2.6 Waste (pemborosan)
Menurut penelitian yang dilakukan oleh Ristyowati, Muhsin, and Nurani (2017)
lean bermakna “pabrikasi tanpa pemborosan”. Pemborosan adalah aktivitas yang
menghamburkan sumber daya seperti pengeluaran biaya maupun waktu tetapi tidak
memberikan nilai tambah apapun dalam aktivitas tersebut. Menurut Gaspersz (2007)
pemborosan (waste) merupakan segala aktivitas dalam proses produksi dari input
sampai dengan output yang tidak memberikan nilai tambah. Pemborosan menimbulkan
dampak buruk bagi perusahaan, sehingga penting sekali bagi setiap perusahaan untuk
mengidentifikasi pemborosan yang terjadi dan mengeliminasi agar perusahaan tidak
mengalami kerugian (Rawabdeh, 2005). Mengidentifikasi waste sangatlah penting
dikarenakan jika proses identifikasi waste salah maka akan menimbulkan jenis waste
baru bermunculan. Menurut Mughni (2012) jenis-jenis waste sangatlah beragam dan
11
sulit untuk diidentifikasi sehingga proses identifikasi tesebut membutuhkan ketelitian
dan proses yang matang.
Dalam mendefinisikan waste, menurut Hines and Rich (1997) terdapat beberapa
kategori kegiatan yang berbeda. Berikut ini merupakan kegiatan yang terjadi dalam
proses produksi:
1. Value Added Activity, adalah suatu kegiatan yang dilakukan pada saat
memproduksi suatu produk dan mampu memberikan nilai lebih pada konsumen.
Contoh dari kegiatan Value Added Activity yaitu memanfaatkan kertas bekas
menjadi sebuat kerajinan tangan yang bisa menambah nilai dari kertas itu sendiri.
2. Non Value Adding Activity, adalah semua kegiatan pada proses produksinya dari
awal sampai dengan akhir tidak mengubah ataupun menambah nilai dari suatu
produk yang dihasilkan diterima oleh konsumen.
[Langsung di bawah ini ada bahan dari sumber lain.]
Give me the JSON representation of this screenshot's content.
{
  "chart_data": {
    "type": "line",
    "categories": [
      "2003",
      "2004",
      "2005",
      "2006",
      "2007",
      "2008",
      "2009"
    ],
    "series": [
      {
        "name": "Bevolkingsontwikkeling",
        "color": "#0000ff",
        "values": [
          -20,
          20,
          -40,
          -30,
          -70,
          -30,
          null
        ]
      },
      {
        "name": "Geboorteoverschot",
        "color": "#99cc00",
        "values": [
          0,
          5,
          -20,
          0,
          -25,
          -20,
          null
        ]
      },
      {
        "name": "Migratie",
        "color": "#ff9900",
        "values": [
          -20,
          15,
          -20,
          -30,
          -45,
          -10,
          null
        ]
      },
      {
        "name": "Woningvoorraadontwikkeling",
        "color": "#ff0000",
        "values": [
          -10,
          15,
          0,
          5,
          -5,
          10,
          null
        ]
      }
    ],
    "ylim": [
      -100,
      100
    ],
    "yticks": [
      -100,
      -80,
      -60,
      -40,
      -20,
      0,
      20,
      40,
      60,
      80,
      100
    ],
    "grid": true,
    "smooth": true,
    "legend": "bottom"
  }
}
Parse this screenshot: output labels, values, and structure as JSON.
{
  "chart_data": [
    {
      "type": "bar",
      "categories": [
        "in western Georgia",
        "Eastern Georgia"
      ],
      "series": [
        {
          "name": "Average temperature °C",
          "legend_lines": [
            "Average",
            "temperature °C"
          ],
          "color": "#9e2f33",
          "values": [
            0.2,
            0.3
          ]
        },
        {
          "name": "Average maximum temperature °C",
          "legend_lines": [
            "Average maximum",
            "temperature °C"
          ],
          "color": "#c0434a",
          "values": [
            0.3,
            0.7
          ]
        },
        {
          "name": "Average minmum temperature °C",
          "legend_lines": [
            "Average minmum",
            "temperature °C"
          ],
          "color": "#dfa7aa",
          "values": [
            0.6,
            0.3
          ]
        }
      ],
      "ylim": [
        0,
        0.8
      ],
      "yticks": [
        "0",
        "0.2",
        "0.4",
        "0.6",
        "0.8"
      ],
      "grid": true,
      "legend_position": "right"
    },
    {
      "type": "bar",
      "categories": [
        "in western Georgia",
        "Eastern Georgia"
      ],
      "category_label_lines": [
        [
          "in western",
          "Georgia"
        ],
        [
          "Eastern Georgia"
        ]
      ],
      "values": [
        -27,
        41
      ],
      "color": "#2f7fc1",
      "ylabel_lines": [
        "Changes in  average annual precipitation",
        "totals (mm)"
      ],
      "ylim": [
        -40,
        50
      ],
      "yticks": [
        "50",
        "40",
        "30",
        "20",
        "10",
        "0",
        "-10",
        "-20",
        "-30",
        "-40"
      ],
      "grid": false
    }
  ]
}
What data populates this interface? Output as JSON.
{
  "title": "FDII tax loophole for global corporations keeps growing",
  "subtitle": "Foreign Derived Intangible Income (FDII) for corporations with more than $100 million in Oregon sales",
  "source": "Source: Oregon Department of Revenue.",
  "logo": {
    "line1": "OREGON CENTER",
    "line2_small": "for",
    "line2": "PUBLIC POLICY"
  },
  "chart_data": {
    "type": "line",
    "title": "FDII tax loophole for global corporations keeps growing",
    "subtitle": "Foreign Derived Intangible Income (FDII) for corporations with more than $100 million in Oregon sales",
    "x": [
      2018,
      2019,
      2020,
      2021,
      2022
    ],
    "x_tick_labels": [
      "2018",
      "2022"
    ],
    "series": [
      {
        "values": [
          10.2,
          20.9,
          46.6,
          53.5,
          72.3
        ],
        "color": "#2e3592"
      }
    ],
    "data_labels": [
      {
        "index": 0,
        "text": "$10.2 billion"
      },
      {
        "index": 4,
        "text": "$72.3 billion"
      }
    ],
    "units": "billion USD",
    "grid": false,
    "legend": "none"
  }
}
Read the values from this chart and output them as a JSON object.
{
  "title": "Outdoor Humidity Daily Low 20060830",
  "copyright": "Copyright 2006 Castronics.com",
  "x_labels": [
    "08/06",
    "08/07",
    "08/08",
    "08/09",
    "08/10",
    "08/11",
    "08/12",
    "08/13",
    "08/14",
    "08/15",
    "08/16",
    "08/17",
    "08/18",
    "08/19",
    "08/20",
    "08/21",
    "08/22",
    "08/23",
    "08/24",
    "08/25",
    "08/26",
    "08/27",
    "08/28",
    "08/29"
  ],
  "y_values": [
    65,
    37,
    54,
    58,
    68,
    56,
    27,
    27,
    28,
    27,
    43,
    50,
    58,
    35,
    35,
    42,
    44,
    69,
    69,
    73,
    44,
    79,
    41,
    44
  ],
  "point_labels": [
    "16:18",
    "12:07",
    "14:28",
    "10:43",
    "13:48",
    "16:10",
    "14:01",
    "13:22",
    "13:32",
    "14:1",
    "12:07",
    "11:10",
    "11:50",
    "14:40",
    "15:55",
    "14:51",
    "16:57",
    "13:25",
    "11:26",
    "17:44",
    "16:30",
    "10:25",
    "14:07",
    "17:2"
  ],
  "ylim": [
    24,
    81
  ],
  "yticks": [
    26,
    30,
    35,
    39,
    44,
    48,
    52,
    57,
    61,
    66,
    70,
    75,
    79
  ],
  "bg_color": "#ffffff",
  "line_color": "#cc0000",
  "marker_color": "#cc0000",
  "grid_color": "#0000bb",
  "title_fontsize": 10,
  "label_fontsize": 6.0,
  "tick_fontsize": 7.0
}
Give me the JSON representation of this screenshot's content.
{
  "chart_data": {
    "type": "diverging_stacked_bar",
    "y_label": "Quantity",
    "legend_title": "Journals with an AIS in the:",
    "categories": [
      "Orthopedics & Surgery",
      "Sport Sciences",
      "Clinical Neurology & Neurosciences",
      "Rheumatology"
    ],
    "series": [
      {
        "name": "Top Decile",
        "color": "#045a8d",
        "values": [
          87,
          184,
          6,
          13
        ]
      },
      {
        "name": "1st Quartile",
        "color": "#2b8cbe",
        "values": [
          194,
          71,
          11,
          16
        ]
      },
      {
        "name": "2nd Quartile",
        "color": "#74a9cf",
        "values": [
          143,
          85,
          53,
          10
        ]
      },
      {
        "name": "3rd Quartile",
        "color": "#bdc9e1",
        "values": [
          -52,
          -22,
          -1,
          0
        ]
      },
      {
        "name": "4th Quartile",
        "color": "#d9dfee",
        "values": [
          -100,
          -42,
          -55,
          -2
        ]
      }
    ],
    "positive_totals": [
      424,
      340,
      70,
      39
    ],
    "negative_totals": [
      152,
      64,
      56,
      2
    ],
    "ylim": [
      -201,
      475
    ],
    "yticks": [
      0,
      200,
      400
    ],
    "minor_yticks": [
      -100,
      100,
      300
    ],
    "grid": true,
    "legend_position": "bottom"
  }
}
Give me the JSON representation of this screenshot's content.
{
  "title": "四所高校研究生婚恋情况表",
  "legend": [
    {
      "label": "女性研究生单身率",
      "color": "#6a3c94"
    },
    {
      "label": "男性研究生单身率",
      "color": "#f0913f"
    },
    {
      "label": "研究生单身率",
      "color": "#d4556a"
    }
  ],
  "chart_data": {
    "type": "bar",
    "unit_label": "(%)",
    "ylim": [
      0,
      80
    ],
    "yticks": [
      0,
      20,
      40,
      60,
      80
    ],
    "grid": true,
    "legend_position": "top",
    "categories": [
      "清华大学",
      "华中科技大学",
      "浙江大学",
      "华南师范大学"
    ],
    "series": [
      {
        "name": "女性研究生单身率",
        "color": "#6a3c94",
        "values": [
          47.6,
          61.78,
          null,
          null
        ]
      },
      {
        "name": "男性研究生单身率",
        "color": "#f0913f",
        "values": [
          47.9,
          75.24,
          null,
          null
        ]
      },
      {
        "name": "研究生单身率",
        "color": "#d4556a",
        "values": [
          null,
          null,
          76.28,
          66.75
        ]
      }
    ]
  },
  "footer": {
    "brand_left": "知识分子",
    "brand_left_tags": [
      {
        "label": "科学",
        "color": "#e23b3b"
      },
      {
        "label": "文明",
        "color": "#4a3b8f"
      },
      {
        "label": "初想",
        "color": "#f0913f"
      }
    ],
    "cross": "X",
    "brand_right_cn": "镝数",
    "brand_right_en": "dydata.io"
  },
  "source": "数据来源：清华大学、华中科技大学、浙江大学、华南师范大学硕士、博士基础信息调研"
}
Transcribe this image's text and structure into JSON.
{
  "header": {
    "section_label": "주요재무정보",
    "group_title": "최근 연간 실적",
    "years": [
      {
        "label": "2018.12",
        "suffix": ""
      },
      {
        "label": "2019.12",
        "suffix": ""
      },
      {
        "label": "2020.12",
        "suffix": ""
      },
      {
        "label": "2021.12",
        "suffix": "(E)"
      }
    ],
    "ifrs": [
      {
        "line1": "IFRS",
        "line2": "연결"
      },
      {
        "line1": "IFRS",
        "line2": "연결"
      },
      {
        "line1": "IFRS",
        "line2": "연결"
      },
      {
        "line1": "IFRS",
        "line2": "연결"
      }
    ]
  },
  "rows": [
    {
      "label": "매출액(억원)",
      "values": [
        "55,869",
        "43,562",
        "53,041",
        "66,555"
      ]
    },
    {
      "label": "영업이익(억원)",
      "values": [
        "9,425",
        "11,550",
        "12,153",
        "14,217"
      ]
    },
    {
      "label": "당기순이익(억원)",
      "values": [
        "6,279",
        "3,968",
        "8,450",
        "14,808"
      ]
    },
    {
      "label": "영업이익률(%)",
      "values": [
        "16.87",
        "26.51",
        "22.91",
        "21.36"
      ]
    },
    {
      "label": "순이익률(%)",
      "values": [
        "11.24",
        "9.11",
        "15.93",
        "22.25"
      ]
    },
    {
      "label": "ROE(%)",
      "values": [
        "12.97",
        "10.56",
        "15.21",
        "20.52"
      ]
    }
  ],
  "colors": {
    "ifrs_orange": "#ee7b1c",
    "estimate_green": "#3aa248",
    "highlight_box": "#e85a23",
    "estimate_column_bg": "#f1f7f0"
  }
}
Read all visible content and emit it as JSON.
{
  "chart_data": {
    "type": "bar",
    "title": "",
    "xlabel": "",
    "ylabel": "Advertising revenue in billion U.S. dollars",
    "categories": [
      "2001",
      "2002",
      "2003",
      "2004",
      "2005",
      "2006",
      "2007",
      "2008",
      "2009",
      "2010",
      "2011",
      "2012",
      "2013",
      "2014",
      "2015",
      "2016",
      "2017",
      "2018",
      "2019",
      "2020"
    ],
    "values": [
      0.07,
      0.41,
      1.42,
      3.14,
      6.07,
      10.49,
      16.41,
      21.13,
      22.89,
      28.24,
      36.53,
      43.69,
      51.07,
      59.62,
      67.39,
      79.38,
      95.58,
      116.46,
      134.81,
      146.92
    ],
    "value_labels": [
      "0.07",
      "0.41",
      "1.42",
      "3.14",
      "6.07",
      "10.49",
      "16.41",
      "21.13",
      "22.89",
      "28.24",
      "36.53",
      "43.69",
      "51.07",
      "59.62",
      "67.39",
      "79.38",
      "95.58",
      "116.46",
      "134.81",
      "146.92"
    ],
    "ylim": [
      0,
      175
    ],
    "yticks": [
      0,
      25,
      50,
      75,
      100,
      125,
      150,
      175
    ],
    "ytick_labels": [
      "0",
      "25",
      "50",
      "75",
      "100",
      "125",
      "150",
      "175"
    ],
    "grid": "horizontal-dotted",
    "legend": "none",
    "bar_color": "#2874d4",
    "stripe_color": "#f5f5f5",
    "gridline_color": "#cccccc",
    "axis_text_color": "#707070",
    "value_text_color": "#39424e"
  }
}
Kegiatan ini merupakan waste
yang harus segera dihilangkan dari proses produksi. Contoh pada kegiatan Non
Value Adding Activity adalah waktu tunggu, penumpukan produk serta penanganan
ganda.
3. Necessary Non Value Adding Activity, adalah serangkaian kegiatan yang perlu
untuk dilakukan namun kegiatan tersebut tidak memberikan nilai lebih kepada
produk yang dihasilkan. Sebagian besar kegiatan ini dianggap sia-sia, namun
kegiatan ini harus tetap dilakukan. Kegiatan ini tidak dapat dihilangkan dalam
jangka waktu pendek akan tetapi bisa dibuat lebih efisian. Untuk menghilangkan
kegiatan ini diperlukan perubahan yang cukup besar pada sistem operasi yang
memerlukan jangka waktu yang cukup lama.
Pada sistem produksi toyota, menurut J. Liker (2004) terdapat tujuh pemborosan yang
ditimbulkan dari proses produksi antara lain sebagai berikut:
1. Over Production (Produksi berlebih)
Waste yang disebabkan oleh produksi yang berlebih baik dalam bentuk barang jadi
maupung barang setengah jadi. Hal ini menyebabkan penyimpanan pada gudang
menjadi penuh karena terlalu banyak produk yang disimpan di gudang.
12
2. Defect (cacat)
Waste dalam bentuk kecacatan produk atau produk yang rusak dalam proses
produksi yang menyebabkan produk harus mengalami pengerjaan ulang.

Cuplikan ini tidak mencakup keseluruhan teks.